Thanks for the feedback, you make some great points here which we appreciate.
The reason is one of technical prioritisation. We cannot always provide an API for every feature of the platform and Twitter products - doing so requires significant engineering work, backend sizing, and testing that such endpoints can scale. I can assure you that is definitely something on the list of features that we know developers would like to have.
For more context - at the moment our focus has been on (for example) building new customer service APIs, improving Cards, improving the Wordpress plugin, improving Twitter Kit, adding Ads API features and SDKs, and improving data-related features on the consumption side of the API. We’ve also spent a lot of time in the past ~6 months testing for the extended Tweet changes. All of that work has limited the opportunity to extend the basic APIs, simply from a resource and priority perspective.

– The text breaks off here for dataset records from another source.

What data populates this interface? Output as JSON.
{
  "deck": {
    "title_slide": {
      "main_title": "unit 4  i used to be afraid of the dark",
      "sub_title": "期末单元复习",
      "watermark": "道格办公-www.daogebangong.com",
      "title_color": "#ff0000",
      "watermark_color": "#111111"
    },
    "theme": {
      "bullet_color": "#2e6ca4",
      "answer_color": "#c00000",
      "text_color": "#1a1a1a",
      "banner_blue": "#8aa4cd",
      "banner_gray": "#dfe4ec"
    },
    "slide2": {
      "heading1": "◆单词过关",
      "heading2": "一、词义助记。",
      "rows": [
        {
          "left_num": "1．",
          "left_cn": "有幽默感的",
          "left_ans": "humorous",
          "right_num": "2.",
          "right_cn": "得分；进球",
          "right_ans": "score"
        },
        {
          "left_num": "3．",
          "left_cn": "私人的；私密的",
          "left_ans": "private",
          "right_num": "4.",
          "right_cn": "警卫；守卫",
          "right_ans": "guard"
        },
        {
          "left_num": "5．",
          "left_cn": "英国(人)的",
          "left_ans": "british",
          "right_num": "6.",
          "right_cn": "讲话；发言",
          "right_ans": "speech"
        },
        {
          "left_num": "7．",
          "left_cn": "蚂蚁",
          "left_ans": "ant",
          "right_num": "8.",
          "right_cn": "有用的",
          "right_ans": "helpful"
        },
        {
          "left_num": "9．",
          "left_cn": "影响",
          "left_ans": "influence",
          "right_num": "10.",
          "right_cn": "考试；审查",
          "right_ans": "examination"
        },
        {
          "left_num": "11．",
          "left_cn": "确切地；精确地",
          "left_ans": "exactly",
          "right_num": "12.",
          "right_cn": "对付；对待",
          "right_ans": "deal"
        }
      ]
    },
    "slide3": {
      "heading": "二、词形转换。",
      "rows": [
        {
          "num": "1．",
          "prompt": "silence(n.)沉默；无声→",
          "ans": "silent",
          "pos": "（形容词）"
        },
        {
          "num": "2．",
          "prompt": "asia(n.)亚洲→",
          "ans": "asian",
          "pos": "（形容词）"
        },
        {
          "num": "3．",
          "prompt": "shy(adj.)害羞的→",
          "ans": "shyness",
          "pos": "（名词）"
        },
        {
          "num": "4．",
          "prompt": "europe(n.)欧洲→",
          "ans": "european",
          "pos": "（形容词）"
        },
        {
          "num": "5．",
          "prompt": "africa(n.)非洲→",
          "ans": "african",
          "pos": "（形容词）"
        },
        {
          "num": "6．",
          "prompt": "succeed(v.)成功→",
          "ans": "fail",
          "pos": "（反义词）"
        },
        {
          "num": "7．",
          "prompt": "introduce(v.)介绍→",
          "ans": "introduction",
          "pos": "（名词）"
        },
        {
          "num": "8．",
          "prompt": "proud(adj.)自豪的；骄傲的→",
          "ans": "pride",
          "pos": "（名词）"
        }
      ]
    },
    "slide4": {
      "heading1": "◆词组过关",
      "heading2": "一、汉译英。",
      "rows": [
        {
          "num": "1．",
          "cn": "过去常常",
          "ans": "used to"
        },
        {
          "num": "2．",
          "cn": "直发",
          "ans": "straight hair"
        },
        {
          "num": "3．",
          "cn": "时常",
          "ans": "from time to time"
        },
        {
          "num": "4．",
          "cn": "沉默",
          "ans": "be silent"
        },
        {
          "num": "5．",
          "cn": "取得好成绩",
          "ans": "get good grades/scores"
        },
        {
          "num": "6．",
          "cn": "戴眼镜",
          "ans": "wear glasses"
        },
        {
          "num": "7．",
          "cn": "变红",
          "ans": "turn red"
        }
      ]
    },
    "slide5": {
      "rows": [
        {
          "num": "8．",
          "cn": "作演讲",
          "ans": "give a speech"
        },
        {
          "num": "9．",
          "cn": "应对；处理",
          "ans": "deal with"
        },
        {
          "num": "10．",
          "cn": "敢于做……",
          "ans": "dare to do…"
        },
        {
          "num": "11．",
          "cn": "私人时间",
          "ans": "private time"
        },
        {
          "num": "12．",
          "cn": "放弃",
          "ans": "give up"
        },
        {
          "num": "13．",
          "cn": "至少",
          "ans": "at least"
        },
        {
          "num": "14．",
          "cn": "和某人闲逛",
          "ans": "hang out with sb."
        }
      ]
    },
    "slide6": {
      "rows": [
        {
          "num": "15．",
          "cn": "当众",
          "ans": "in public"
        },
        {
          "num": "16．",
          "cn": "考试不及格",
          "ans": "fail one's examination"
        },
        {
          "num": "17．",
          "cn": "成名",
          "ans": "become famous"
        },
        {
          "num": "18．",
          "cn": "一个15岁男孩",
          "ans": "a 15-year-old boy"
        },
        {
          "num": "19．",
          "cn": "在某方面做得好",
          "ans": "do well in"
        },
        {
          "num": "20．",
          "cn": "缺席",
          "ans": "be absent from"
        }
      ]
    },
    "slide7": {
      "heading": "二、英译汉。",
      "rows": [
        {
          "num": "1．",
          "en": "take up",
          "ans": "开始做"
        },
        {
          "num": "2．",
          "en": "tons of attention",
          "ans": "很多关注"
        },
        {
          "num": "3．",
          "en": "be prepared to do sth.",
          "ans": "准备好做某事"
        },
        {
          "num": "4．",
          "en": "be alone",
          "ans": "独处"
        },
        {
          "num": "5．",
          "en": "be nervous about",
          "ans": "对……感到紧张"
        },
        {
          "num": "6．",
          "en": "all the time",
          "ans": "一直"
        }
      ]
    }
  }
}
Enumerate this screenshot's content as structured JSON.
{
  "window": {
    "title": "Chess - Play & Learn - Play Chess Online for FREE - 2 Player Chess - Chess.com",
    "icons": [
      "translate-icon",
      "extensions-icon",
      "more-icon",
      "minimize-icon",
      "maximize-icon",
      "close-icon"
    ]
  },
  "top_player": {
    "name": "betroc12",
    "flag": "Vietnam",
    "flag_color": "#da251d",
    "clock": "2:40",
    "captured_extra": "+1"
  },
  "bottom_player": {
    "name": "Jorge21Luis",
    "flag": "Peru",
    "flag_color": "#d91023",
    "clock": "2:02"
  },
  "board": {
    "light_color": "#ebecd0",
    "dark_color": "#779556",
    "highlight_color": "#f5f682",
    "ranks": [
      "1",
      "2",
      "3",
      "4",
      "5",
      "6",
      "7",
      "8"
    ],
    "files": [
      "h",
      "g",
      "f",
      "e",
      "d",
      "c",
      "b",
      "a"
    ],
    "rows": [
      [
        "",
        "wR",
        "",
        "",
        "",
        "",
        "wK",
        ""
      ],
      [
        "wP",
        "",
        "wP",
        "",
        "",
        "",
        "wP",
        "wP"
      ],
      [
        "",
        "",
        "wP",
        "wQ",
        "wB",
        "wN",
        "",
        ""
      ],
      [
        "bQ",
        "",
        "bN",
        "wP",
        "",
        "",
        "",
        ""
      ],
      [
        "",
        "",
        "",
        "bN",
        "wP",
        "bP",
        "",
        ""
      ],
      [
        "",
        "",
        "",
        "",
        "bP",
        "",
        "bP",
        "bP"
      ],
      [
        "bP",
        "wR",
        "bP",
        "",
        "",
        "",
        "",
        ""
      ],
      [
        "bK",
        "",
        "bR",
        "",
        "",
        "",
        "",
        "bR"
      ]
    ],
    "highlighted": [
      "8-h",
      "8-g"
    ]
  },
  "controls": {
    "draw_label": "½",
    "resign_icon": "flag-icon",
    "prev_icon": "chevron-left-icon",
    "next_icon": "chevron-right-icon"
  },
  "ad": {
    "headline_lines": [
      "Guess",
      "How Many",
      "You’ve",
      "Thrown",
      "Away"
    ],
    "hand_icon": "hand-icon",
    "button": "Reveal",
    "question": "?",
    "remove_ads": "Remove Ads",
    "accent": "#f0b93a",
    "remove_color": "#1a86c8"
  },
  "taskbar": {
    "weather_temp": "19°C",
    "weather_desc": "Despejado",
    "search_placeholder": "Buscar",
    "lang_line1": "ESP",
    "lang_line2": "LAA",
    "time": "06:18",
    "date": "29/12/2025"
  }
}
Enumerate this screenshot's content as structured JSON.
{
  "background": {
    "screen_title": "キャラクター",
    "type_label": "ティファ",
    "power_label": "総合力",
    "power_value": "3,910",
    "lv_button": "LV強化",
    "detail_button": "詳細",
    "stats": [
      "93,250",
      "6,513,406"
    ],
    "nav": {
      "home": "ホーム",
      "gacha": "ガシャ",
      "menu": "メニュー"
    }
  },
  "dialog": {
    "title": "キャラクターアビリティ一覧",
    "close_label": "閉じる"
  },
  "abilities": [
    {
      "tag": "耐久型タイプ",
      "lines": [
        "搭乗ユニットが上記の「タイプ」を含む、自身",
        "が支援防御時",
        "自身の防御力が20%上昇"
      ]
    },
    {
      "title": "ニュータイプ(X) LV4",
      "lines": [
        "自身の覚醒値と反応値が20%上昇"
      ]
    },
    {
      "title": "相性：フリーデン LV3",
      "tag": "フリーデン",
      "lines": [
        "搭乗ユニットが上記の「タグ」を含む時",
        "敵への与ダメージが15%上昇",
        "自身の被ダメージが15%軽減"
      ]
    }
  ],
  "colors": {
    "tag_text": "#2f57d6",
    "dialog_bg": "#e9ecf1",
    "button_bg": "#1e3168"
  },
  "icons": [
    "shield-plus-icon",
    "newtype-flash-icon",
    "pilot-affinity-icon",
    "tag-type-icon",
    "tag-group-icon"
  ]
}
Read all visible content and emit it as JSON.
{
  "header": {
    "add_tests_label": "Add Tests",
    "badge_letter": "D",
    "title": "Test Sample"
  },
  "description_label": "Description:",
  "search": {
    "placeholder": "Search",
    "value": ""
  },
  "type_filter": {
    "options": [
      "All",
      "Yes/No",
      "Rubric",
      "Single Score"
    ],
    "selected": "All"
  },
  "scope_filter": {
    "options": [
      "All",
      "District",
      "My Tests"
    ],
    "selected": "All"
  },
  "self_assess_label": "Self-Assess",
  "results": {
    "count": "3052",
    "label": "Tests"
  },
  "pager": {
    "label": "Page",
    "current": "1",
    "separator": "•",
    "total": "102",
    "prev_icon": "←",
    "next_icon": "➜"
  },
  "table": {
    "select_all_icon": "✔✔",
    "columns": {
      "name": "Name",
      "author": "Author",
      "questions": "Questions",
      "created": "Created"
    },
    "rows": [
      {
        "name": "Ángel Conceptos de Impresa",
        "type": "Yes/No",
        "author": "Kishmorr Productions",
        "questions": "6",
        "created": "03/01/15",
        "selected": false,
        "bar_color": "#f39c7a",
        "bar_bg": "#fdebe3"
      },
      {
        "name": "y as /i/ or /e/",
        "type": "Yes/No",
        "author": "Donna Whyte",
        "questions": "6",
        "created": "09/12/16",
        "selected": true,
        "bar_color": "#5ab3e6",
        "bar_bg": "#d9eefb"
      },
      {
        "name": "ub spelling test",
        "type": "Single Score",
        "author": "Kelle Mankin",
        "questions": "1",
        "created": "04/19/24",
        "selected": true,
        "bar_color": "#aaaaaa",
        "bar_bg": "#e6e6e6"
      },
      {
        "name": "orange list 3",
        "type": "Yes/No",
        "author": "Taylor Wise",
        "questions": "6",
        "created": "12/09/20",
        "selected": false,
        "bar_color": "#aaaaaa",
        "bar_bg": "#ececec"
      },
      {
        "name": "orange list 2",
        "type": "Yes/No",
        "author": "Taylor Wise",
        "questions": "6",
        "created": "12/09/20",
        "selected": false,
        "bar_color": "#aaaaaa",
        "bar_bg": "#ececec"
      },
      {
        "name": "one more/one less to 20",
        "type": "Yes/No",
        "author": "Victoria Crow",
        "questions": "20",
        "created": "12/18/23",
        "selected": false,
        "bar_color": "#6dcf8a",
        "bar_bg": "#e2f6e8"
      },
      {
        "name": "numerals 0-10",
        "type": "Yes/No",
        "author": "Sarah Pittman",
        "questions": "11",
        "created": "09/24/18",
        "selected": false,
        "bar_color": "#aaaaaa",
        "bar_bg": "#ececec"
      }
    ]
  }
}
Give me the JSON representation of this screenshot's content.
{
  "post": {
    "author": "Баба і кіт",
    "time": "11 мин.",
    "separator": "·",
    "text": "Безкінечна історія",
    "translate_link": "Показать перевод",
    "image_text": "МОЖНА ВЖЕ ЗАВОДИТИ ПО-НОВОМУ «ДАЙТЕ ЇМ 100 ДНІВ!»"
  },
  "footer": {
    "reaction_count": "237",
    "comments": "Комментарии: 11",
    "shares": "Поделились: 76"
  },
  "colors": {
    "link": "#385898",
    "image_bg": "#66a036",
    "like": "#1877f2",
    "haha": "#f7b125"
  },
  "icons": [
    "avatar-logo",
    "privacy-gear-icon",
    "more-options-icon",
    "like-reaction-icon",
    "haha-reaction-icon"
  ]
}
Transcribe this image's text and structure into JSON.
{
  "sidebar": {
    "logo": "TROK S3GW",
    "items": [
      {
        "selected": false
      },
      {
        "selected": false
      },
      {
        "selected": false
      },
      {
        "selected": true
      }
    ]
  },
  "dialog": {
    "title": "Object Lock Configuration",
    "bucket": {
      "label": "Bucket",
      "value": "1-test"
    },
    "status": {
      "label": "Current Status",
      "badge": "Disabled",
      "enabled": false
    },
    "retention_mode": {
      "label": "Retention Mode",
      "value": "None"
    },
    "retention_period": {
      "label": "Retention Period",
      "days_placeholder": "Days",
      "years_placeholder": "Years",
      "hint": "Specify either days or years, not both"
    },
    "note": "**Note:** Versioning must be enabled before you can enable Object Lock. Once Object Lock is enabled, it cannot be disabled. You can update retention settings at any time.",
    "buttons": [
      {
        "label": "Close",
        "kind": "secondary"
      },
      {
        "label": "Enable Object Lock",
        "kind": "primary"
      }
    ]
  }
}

On the piece about using undocumented APIs, it is very important not to use them or to rely on them - we don’t offer any kind of support for them and I would not want your apps to be blocked by our antispam systems. I have an obligation to remind you of the terms of service.
Autocompletion may become a target for us to work on in the future, but I’m unable to put any kind of timescale on that right now. I understand that’s likely to be a disappointing answer. It’s up to you to decide whether you feel that’s a “good reason”, but I just wanted to set it against all of the other things the teams here have been working on. Thanks again for adding to the discussion - I appreciate the opportunity to explain a bit more of the background on how things work on the developer platform.